In an effort to control costs, it was mentioned in a CT Mirror story that some insurers may use networks with smaller numbers of doctors, favoring those who are more “efficient.”

But being an “efficient” doctor, however, is not the same as being a good doctor.  Following an insurer’s guidelines may save it money and increase its profits but that doesn’t mean that patients necessarily receive better care.

Guidelines do not provide directions on treating individual patients.  They are general instructions and as such, do not take into account that patients’ symptoms often are confusing and ambiguity prevails. Good doctors ignore the guidelines and use their judgment and intuition and their knowledge of the patient to guide their treatment.
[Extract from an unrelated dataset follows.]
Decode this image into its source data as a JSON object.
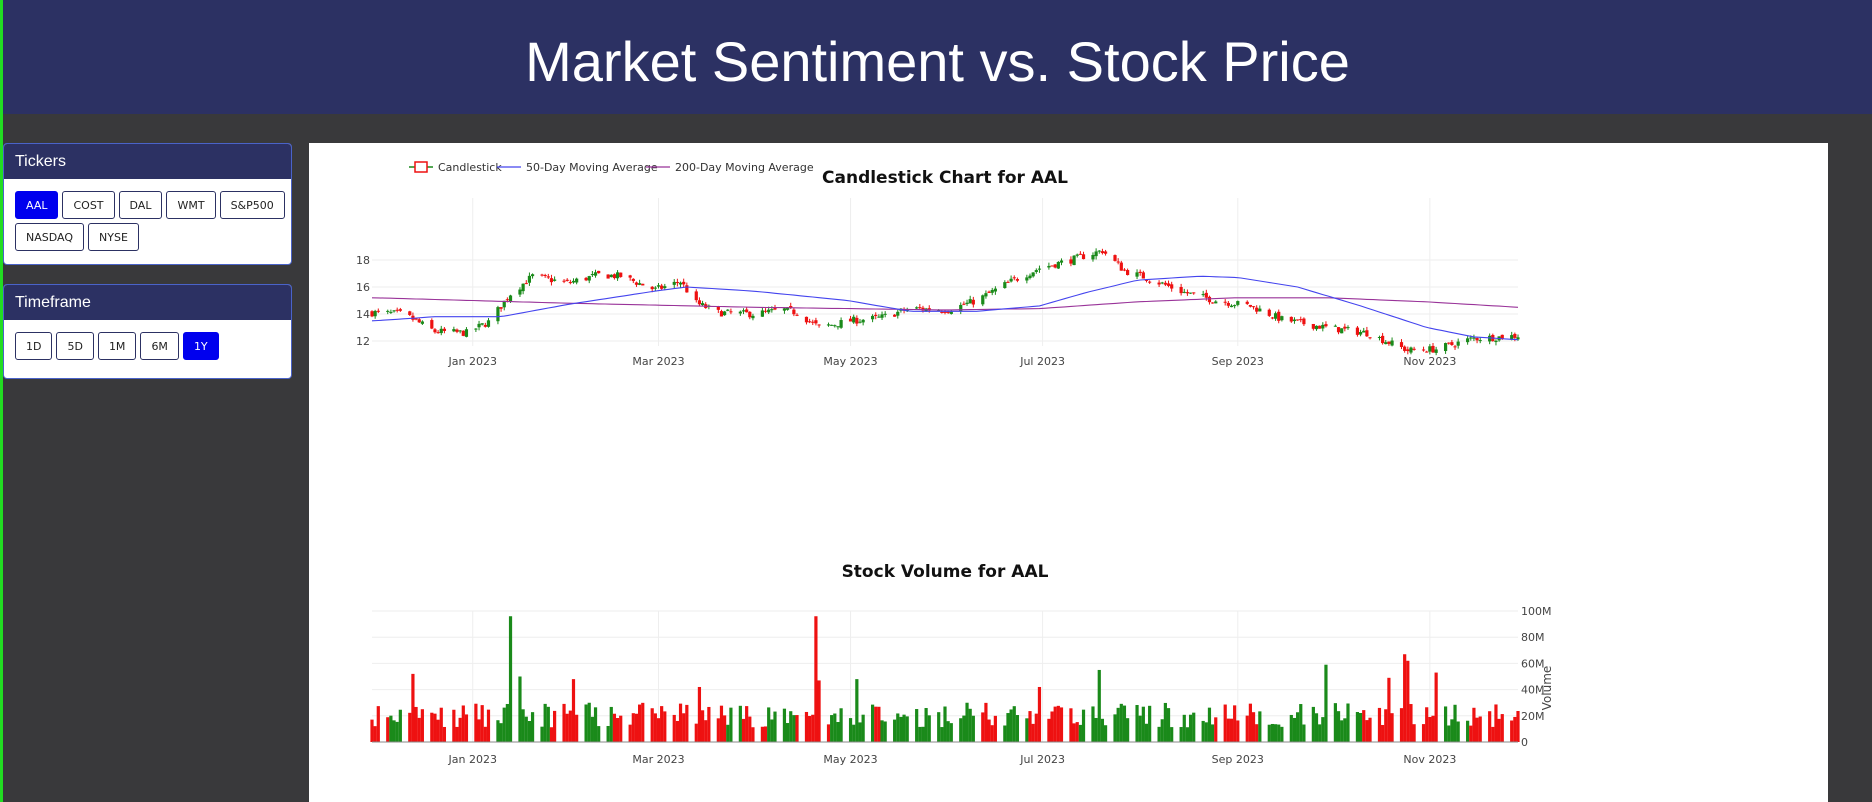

This can lead to doctors being branded as “inefficient.” It’s unfair and can harm their livelihoods because insurers may penalize them or cut them from their lists.

The point is that now insurers have a major role in shaping and controlling the health care system. While it is important that our lawmakers seek to protect patients from being exploited, it is just as important to protect doctors’ rights to do what is best for their patients.

Our lawmakers must establish safeguards to protect patients and doctors from being exploited.

A good place to start would be to return the powers that insurers seized from doctors. It is the only way that medicine will recover its personal touch.

Dr. Edward Volpintesta has been a general practitioner in Bethel for 40 years.